And we hope and believe it will create or save 3.5 million jobs by the end of the year. Because as our folks understand, if people don’t have jobs — to make the President’s point — they don’t have income. If they don’t have income, they cannot purchase anything. If you cannot purchase anything — and the list — the cycle goes on.
The Recovery Act, as we call it, provides a necessary jolt to our economy to implement what we refer as “shovel-ready” projects, meaning projects that were on the books that were needed in the municipalities and the states that would improve the quality of life for our constituents, the competitiveness of our businesses, but were unable to be funded. Because we wanted to get the money and we were attempting to get the money — it’s my personal responsibility — I learned something about you Presidents — don’t send you long memorandums suggesting how we should proceed without being ready for the President to turn to you and say, okay, go do it. So I’ve been given that responsibility to marshal and account for $787 billion. I guess that’s easier than trying to raise it. (Laughter.) But the fact of the matter is it is a Herculean task.

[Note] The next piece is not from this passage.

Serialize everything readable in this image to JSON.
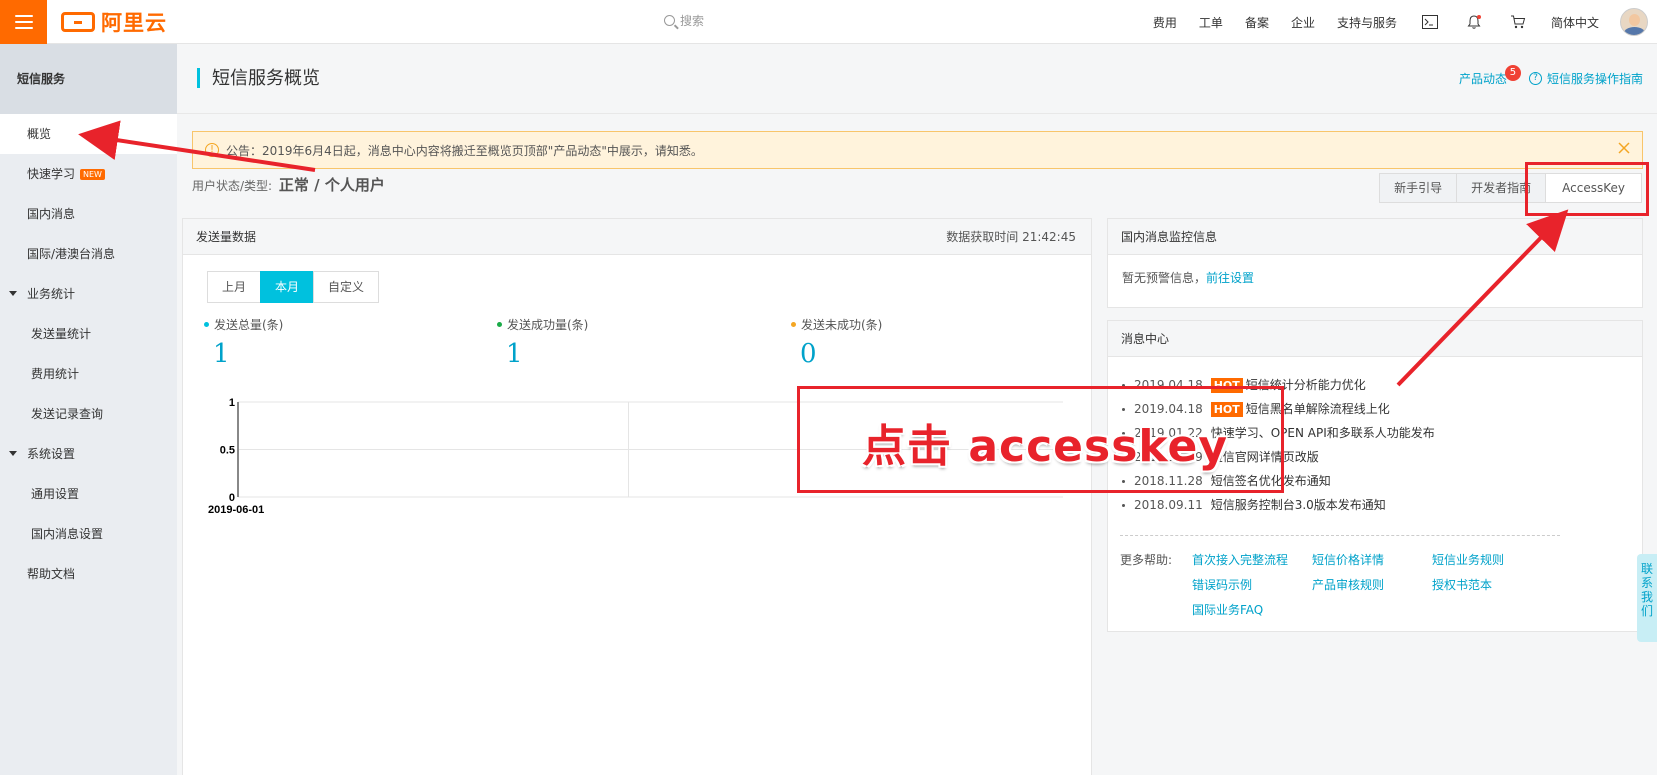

And so we hope it provides a necessary jolt to the economy. And we’ve done countercyclical measures. I won’t bore you with the detail of the plan, that’s not particularly relevant. But we’re going to use this money to create mostly — the vast majority of which create private sector jobs, not public sector jobs. Over 80 percent are private sector jobs. And we’ll be doing that by rebuilding our infrastructure, beginning the process.
And we’re going to construct — and at the same time, we hope that in this package we have picked those — funding of those projects that will lay the foundation for a stronger and sustained economic growth for the 21st century — constructing wind turbines, solar panels, a new energy grid, laying broadband and expanding mass transit, investing in health information technologies to save health care costs.
The stimulus makes a real commitment to renewable energy, energy efficiency, and a stronger energy infrastructure in the name of reducing carbon emissions and reducing our dependence on foreign oil, but in addition to that, creating jobs immediately — good-paying, sustainable jobs. Now, above all, as I said, it’s about jobs.
Our next element of our plan, in this sort of three-legged stool here, is that we believed that it was necessary, although it is the most politically painful part of the process, and that is — that is restoring our financial institutions.
Now, I don’t know about your constituency, but mine believes that it’s all the problem of those financial institutions. To use the popular jargon, were they not so greedy, were they not so this or that, we wouldn’t be in this problem; why are we saving them? Why are we helping them? It’s not an easy answer, in a political context, to provide. But we all know it is necessary. We need to get credit flowing again.